Is industry really recovering?

ashok-desai

Ashok V Desai | May 21, 2015




While it was in the wilderness, it was the claim of Bharatiya Janata Party’s leader that better days were coming and that one only had to wait for it to come to power. Now it has been in power for 11 months; enough time has passed for it to keep its word. Actually, who rules and who opposes has little to do with the performance of an economy. Still, it is a good time to ask whether times have changed, for the better or worse.

Government statisticians have a primitive measure of growth, namely the monthly year-on-year rate of change. By this measure, industrial production has been growing at about 4 per cent for the last four months. That is modest by the standards of 2008-11, when it was growing at about 8 per cent. It fell for the first time in years in October 2011. Then it showed no growth for the next couple of years. It turned the corner in April 2014. Since then it has been showing modest growth. The figures pale into insignificance in comparison with the early years of Congress rule – growth reached levels then that have never been seen in the recorded history of India, starting in late 19th century.

As I have just said, governments are not responsible for growth rates under their rule – though they can be irresponsible. It also happens often that high growth is followed by low growth and vice versa – some economies suffer from trade cycles, though India has not shown cycles over pronounced periods.
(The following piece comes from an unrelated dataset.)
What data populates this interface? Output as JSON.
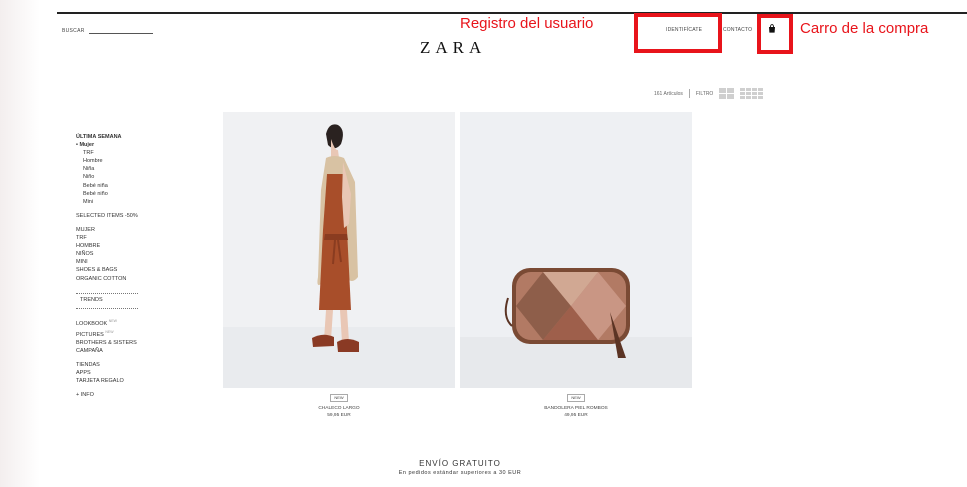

The point is that the dip in industrial growth seems to have ended, and modest growth has established itself in the past few months.

Industry consists of manufacturing and electricity; it is the former that is showing recovery. The UPA government had invested heavily in power generation, which in its last months grew at close to 10 per cent. That has come down to 4-5 per cent – about the same as manufacturing, which was stagnating and is now recovering. The recovery does not extend to mining; the world market for iron ore is stagnating, and domestic coal production cannot be increased, because the best coal resources are in the beautiful tribal lands of Jharkhand, which cannot be touched for both ethnic and environmental grounds. Gautam Adani, that clever businessman of our west coast, had the bright idea of getting coal from the north coast of Australia, but the environmentalists there are agitating against the threat he poses to their coastal environment; so coal may give way to coral.

One of the industries that have recovered spectacularly is cars. Cars are still a luxury in India. When people are doing well, they start buying cars and driving off into the hills; when they do badly, they fall off the cliff and avoid cars. Car production was rising at 10 per cent and more in the year before last. Then it staged an equally dramatic fall. Then the whole economy started doing badly, and the banks ran out of borrowers. So they started giving cheap car loans. So now, growth in car output has recovered to 10 per cent. But despite Suresh Prabhu’s ambitious plans for railways, production of other transport equipment continues to do badly; even trucks and buses are not finding buyers. Part of the problem is that Jawaharlal Nehru National Urban Renewal Mission is named after the wrong politician, so the finance minister is not inclined to fund it. He should give it a name of his choice.

Electronic appliances are even more subject to economic ups and downs; their output had fallen to a half a more over the last year. Their slump also is moderating. But IT hardware shows no sign of recovering; its output has fallen by a third in the last year.

Steel and metals looked like staging a recovery after the change of government, but their growth is slowing down. Machinery output is not rising much, but its slump has ended. Cement too is showing extremely slow growth. Altogether, capital goods are just crawling.

Hydrocarbons looked like coming out of the slump late in 2014 as fracking led American production to revive and prices came down; but the upturn has ended. But growth in chemicals is reviving, and plastics are growing rapidly.

Taking all the figures together, industry is no longer in such trouble as it was in 2013. Its output is growing very modestly. But the picture varies across the industries; capital goods industries in particular are doing poorly. This is the context of the prime minister’s invitation to global industry to come and make it in India. Normally, industrialists do not like competition, and are not friendly towards foreigners coming in. But desperate situations call for unusual solutions; the prime minister is well aware of this. He wants to breathe new life into Indian industry, which can come only from abroad.